2.7 BOILING AND EVAPORATION
2.7.3 Boiling within vertical tubes
2.7.3.4 Critical heat flux

The critical heat flux (CHF) condition forms a most important boundary when considering the performance of heat exchanger equipment in which boiling or evaporation occurs. It is characterized by a sharp reduction of the local heat transfer coefficient that results from the replacement of liquid by vapor adjacent to the heat transfer surface. For the case where the surface heat flux is the independent variable, such as in a radiantly heated furnace or a nuclear reactor fuel element, the condition manifests itself as a sharp increase in surface temperature as the critical heat flux value is reached.
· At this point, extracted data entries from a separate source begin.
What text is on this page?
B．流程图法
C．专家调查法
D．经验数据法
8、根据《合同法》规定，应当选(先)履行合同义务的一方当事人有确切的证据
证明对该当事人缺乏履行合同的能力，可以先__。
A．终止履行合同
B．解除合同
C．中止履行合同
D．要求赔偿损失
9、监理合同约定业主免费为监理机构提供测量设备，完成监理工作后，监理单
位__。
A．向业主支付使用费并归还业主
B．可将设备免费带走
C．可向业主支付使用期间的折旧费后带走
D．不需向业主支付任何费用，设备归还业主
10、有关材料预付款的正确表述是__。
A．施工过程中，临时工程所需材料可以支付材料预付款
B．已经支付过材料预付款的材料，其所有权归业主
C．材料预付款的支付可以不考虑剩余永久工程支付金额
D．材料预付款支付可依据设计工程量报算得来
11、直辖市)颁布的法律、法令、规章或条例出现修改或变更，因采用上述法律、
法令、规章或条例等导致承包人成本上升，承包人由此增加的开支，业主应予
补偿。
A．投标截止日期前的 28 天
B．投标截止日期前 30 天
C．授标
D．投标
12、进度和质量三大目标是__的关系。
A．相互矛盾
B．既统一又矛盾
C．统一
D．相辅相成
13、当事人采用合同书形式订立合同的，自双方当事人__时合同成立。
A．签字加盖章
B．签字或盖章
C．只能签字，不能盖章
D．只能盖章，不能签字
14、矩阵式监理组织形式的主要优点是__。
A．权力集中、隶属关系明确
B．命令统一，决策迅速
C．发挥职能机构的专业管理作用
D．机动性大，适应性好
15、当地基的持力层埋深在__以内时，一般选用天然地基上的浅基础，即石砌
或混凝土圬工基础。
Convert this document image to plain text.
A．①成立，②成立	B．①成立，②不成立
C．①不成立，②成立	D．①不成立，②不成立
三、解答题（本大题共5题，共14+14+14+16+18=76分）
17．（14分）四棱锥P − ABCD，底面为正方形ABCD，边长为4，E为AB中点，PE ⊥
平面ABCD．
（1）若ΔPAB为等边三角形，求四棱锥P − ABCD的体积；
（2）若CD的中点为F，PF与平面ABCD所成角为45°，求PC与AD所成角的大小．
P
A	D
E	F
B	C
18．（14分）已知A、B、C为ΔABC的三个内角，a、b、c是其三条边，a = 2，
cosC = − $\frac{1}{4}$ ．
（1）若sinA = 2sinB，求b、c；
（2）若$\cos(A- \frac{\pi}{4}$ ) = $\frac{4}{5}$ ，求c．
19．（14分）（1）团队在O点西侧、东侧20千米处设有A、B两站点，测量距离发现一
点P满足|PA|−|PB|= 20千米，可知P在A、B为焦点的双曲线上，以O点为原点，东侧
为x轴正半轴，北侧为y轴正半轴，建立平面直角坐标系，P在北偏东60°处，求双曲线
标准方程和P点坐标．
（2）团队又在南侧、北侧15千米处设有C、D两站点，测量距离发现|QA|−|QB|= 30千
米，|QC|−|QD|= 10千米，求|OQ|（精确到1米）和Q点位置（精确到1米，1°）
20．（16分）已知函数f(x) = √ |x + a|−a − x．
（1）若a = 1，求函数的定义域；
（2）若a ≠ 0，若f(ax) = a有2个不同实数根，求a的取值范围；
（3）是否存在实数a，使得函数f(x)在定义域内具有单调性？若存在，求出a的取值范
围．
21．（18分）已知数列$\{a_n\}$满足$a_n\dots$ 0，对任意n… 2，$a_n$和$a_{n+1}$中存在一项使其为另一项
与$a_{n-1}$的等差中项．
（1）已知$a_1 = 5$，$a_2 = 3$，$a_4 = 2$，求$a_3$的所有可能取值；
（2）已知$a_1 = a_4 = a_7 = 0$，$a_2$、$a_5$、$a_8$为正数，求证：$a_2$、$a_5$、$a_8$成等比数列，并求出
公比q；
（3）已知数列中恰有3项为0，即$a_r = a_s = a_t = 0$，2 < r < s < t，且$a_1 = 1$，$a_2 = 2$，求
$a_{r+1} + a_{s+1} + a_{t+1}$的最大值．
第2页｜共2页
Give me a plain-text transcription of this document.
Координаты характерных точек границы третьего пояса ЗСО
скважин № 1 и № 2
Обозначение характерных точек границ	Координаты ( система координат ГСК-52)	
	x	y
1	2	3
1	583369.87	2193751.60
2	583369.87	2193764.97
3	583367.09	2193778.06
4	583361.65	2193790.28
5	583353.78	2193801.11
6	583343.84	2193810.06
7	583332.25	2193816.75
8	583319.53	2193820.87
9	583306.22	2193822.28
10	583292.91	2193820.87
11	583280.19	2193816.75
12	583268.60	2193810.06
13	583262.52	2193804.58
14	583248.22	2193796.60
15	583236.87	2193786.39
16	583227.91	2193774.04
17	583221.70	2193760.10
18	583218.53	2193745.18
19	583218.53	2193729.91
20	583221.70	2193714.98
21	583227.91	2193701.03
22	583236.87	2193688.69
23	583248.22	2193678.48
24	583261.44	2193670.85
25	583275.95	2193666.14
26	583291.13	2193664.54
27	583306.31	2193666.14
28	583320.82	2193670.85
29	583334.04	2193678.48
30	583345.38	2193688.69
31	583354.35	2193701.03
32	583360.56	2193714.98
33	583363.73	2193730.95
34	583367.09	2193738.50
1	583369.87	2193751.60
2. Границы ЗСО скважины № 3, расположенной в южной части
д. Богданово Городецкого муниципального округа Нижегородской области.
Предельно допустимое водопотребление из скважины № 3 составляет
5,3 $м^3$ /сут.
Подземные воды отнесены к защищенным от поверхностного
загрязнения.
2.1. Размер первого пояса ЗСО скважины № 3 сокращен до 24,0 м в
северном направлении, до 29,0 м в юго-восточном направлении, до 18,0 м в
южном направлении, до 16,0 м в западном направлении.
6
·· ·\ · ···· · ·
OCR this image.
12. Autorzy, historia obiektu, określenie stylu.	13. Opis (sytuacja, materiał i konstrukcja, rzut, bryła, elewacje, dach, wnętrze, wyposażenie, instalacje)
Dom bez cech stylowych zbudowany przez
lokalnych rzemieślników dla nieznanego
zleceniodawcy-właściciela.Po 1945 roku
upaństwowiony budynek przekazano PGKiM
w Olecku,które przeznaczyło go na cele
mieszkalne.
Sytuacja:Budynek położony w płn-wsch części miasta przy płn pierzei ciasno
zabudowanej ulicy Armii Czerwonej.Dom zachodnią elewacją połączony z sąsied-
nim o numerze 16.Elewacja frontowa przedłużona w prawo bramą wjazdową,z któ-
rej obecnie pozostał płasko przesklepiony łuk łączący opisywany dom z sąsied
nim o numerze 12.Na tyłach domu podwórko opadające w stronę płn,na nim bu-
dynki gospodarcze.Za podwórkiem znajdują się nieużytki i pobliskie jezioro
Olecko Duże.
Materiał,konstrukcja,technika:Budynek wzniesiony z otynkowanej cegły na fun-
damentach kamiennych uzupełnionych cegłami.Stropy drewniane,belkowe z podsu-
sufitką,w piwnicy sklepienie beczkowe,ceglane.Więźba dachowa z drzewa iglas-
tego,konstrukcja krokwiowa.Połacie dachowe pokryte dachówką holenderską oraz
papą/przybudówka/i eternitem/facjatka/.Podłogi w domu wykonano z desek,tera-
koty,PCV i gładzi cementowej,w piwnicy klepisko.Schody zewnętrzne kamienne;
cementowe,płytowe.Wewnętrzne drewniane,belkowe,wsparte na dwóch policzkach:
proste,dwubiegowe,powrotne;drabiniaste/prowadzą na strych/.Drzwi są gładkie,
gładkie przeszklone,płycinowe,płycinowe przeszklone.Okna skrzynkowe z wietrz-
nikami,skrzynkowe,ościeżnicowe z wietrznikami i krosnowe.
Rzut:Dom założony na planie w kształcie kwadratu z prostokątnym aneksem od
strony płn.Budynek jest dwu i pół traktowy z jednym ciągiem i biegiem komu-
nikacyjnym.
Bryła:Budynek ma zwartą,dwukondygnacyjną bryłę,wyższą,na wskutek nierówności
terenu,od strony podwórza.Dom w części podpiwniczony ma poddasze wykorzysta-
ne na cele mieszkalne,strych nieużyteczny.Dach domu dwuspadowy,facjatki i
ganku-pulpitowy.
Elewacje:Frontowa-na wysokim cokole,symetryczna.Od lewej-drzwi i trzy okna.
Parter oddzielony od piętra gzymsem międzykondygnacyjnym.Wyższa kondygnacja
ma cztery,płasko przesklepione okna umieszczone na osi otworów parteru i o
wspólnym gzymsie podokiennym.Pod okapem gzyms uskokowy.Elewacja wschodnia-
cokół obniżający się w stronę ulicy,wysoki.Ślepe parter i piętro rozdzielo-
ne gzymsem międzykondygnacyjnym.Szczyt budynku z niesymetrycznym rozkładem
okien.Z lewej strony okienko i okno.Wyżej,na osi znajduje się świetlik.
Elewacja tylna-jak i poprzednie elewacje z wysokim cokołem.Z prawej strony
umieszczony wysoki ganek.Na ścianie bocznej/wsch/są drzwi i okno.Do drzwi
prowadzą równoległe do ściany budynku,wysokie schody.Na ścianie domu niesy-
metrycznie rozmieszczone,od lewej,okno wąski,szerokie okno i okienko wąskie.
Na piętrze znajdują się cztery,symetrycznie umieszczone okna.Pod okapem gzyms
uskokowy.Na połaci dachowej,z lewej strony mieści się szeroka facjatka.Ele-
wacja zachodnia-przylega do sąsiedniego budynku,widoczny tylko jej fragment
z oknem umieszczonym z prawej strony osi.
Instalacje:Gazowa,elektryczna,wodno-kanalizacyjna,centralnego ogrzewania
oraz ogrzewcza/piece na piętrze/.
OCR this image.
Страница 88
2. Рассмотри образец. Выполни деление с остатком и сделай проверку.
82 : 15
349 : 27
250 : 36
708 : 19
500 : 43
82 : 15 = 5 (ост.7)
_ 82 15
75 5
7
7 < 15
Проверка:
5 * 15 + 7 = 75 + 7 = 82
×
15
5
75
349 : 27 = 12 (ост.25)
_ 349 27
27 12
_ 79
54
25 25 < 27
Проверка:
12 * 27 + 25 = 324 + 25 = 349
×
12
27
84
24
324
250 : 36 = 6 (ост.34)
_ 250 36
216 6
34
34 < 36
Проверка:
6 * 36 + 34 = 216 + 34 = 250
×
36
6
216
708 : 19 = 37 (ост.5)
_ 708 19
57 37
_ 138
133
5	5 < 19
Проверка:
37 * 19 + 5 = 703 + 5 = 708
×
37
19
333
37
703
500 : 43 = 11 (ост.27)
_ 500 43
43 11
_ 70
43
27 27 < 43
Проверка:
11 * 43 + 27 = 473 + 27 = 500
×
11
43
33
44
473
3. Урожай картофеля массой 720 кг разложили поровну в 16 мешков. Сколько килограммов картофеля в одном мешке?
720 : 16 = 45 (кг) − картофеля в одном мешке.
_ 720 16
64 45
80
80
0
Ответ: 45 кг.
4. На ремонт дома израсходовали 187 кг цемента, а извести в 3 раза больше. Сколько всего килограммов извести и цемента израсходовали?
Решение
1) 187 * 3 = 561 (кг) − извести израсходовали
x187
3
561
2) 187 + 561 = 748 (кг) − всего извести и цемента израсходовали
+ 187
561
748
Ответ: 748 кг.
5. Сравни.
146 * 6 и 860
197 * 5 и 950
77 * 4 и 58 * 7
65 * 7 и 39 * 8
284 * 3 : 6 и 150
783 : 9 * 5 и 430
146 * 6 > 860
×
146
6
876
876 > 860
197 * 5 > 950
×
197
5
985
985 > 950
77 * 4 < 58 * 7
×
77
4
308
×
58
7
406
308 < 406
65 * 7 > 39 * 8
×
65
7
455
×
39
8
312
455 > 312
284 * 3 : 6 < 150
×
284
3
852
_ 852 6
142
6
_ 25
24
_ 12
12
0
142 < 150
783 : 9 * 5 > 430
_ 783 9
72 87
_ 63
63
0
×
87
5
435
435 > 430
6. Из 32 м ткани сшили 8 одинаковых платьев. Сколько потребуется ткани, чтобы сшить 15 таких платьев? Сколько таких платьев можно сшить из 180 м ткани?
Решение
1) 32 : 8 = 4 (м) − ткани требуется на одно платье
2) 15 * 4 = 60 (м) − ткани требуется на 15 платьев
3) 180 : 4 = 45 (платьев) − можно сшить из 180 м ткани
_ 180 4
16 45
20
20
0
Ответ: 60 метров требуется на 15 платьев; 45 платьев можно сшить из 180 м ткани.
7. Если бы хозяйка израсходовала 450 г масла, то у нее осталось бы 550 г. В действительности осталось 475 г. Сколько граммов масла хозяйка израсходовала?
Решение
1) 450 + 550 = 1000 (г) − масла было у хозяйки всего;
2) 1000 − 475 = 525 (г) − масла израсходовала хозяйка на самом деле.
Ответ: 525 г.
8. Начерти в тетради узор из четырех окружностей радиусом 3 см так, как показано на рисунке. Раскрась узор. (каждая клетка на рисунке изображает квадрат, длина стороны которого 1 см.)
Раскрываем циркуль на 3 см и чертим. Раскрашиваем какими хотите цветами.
The vast majority of experimental studies of the critical heat flux condition relate to water as the evaporating fluid. Fluids other than water are dealt with in a separate subsection [Section 193D(j)].

A. Nomenclature

There is considerable disparity in nomenclature for the CHF condition. The most common name is burnout, but this implies a physical destruction of the heated surface. The alternative forms DNB (departure from nucleate boiling) and dryout are equally unsatisfactory for a general description of the phenomenon, although they correctly describe specific mechanisms. The term critical heat flux condition has therefore been chosen to denote the state of the system when the characteristic reduction in heat transfer coefficient has just occurred, and the term critical heat flux (CHF) to describe the value of heat flux at which, and local to the point at which, this state of the system first occurs. The main difficulty in using the chosen nomenclature is that it implies an approach to the critical condition by increasing the heat flux, whereas, in fact, the critical condition may also be approached for a given system by varying any of the other independent variables: pressure, inlet temperature (or mass quality), and mass flux.

Considerable differences also exist in the practical methods used to define and measure the critical condition. Thus, before attempting to compare data from different sources, it is always necessary to ensure that the definition and methods used in the different works are the same or, at least, are likely to give similar results.